Я знал, в деревне о старике тоже не высокого мнения, это нас равняло в глазах односельчан. Хитрый, как все старики, прожившие трудную жизнь, и вынужденные приспосабливаться к изменчивой власти, он делал вид, что плохо слышит, несколько раз переспрашивал собеседника: «Ась?!», и когда ему кричали на ухо, с негодованием отодвигался и говорил: «Че ты надрываешься? Не глухой, слышу…». А еще отец рассказывал матери байку о нем, а я подслушал. Я вообще любил подслушивать, о чем говорят взрослые, в отсутствие радио – их разговоры - единственное окошко в мир. Отец чем-то недовольный соседом напомнил матери, как тот ранее мечтал получить какой-нибудь орден или совершить подвиг. О том случае в деревне знали многие, если не все, передавали о нем из уст в уста, или из поколения в поколение. Дед мечтал совершить подвиг, которым бы все восхищались. Трудовой подвиг его не устраивал, там кроме того что на колхозной ниве надо пупок надрывать, пуще того требуется еще и начальству угодить, чтобы заметили. Но где в глухой брянской деревне совершишь подвиг? Рассказывали, что во время войны, деда не взяли на фронт из-за возраста и плоскостопия, ему уже тогда было под шестьдесят, он остался дома, всем говорил, уйдет в партизаны, там его плоскостопие никого не интересует. Когда немцы начали наезжать в соседние деревни, дед объявил, он сам вызовется проводить немцев в самую дальнюю деревню в лесу, куда не было даже дороги. Ему говорили:
-Тю-ю, на тебя, чи ты здурел?!
Но дед возражал:
-А что! Я в лесу все тропинки знаю. Заведу их в такие непролазные места, до конца войны не выберутся…

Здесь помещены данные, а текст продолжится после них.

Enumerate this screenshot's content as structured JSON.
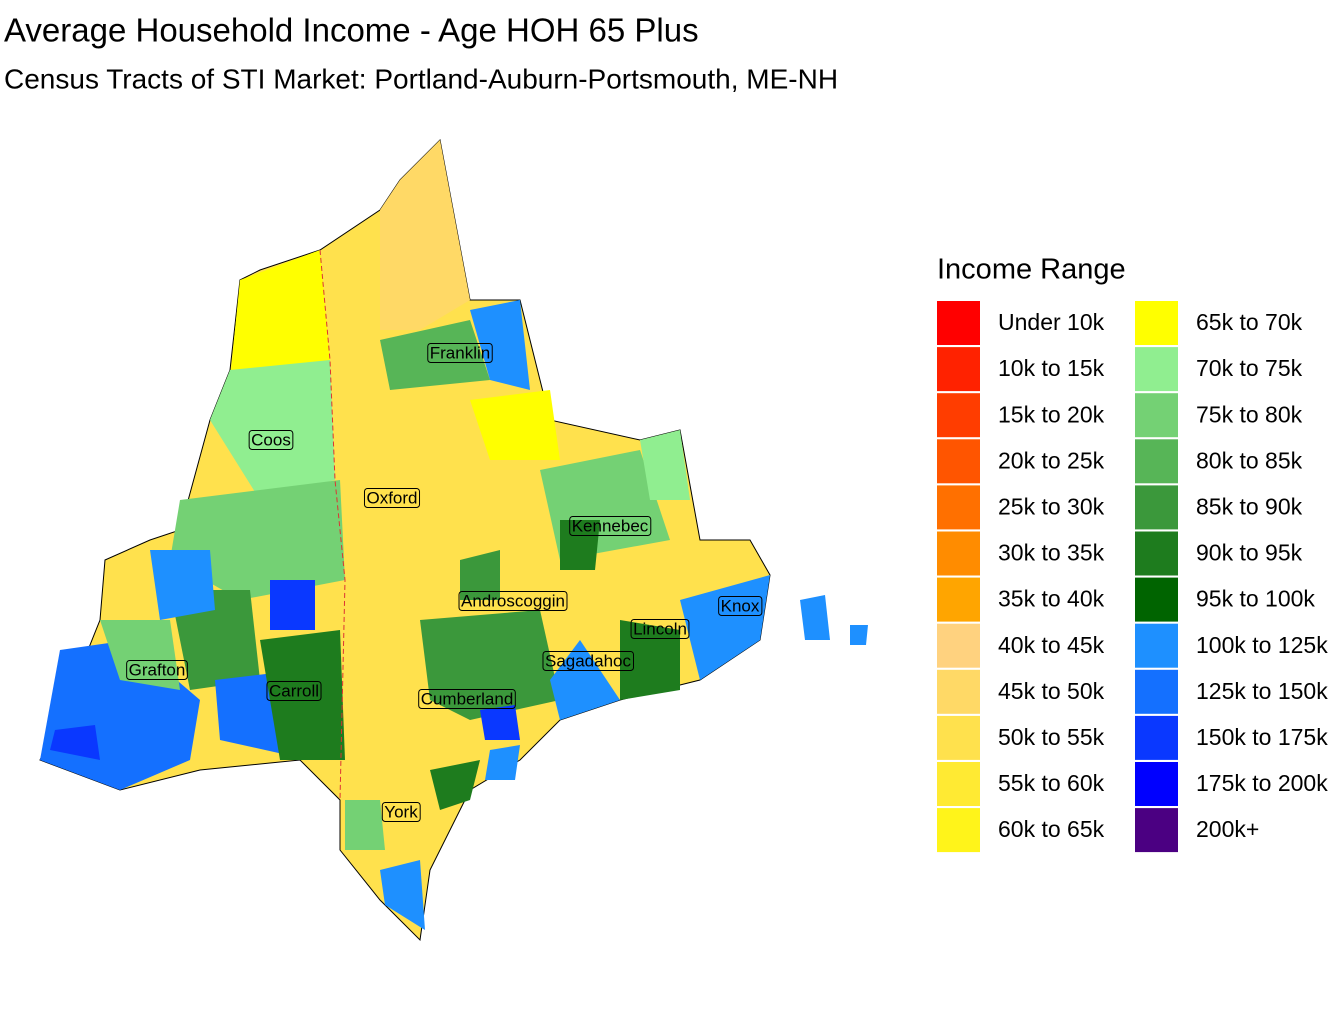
{
  "title": "Average Household Income - Age HOH 65 Plus",
  "subtitle": "Census Tracts of STI Market: Portland-Auburn-Portsmouth, ME-NH",
  "map": {
    "labels": [
      "Franklin",
      "Coos",
      "Oxford",
      "Kennebec",
      "Androscoggin",
      "Knox",
      "Lincoln",
      "Grafton",
      "Sagadahoc",
      "Carroll",
      "Cumberland",
      "York"
    ]
  },
  "legend": {
    "title": "Income Range",
    "items": [
      {
        "label": "Under 10k",
        "color": "#FF0000"
      },
      {
        "label": "10k to 15k",
        "color": "#FF2200"
      },
      {
        "label": "15k to 20k",
        "color": "#FF3D00"
      },
      {
        "label": "20k to 25k",
        "color": "#FF5500"
      },
      {
        "label": "25k to 30k",
        "color": "#FF7000"
      },
      {
        "label": "30k to 35k",
        "color": "#FF8C00"
      },
      {
        "label": "35k to 40k",
        "color": "#FFA500"
      },
      {
        "label": "40k to 45k",
        "color": "#FFD27F"
      },
      {
        "label": "45k to 50k",
        "color": "#FFD966"
      },
      {
        "label": "50k to 55k",
        "color": "#FFE14D"
      },
      {
        "label": "55k to 60k",
        "color": "#FFEA33"
      },
      {
        "label": "60k to 65k",
        "color": "#FFF41A"
      },
      {
        "label": "65k to 70k",
        "color": "#FFFF00"
      },
      {
        "label": "70k to 75k",
        "color": "#90EE90"
      },
      {
        "label": "75k to 80k",
        "color": "#74D174"
      },
      {
        "label": "80k to 85k",
        "color": "#57B557"
      },
      {
        "label": "85k to 90k",
        "color": "#3B983B"
      },
      {
        "label": "90k to 95k",
        "color": "#1E7C1E"
      },
      {
        "label": "95k to 100k",
        "color": "#006400"
      },
      {
        "label": "100k to 125k",
        "color": "#1E90FF"
      },
      {
        "label": "125k to 150k",
        "color": "#1470FF"
      },
      {
        "label": "150k to 175k",
        "color": "#0A38FF"
      },
      {
        "label": "175k to 200k",
        "color": "#0000FF"
      },
      {
        "label": "200k+",
        "color": "#4B0082"
      }
    ]
  }
}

-Так на осине вздернут… - предостерегали его сельчане.
-Ну и что?! Ивана Сусанина сколь веков помнят, и меня будут помнить! – приводил он веский довод. – В школах будут изучать… гордиться земляком…

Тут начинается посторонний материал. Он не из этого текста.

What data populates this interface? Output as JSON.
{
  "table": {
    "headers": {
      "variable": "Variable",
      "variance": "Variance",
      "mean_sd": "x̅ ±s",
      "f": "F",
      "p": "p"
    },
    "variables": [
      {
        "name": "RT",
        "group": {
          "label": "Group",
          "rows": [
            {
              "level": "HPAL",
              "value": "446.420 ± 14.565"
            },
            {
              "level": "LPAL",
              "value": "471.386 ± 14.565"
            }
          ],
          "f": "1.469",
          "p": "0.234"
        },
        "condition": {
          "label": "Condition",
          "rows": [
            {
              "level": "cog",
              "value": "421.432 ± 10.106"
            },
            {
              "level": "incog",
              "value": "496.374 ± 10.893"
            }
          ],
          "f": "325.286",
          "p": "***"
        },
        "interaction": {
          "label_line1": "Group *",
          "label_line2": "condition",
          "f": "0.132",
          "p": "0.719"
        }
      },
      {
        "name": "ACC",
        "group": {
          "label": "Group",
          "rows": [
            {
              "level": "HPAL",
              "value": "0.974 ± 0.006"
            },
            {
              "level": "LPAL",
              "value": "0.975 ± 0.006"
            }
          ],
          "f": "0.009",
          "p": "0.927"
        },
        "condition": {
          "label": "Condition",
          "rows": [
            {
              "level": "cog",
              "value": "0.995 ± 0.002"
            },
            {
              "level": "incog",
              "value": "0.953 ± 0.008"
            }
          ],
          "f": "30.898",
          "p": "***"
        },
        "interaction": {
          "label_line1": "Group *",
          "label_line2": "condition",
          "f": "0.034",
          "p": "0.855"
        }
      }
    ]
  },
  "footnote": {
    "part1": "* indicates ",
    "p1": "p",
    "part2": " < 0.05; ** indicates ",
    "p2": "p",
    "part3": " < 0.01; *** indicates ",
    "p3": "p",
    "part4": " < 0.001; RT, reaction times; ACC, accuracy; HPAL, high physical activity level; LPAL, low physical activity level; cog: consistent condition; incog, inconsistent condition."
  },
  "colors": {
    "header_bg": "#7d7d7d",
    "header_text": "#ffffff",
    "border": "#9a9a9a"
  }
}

Однако, как только стало известно, что немцы в соседнем селе спалили пару домов тех, кто якобы ушел в партизаны, а теперь каратели направляются в нашу деревню, дед первым шустро дунул в лес, только плоскостопные подошвы засверкали. Да так далеко убег, что сам заблудился. Три дня блукал по окрестным лесам, искал дорогу. Когда голодный и весь искусанный комарами вернулся домой, узнал, немцы его хату сожгли, поскольку хозяин подался в лес, к партизанам. Однако, до конца войны в лес к партизанам дед так и не ушел.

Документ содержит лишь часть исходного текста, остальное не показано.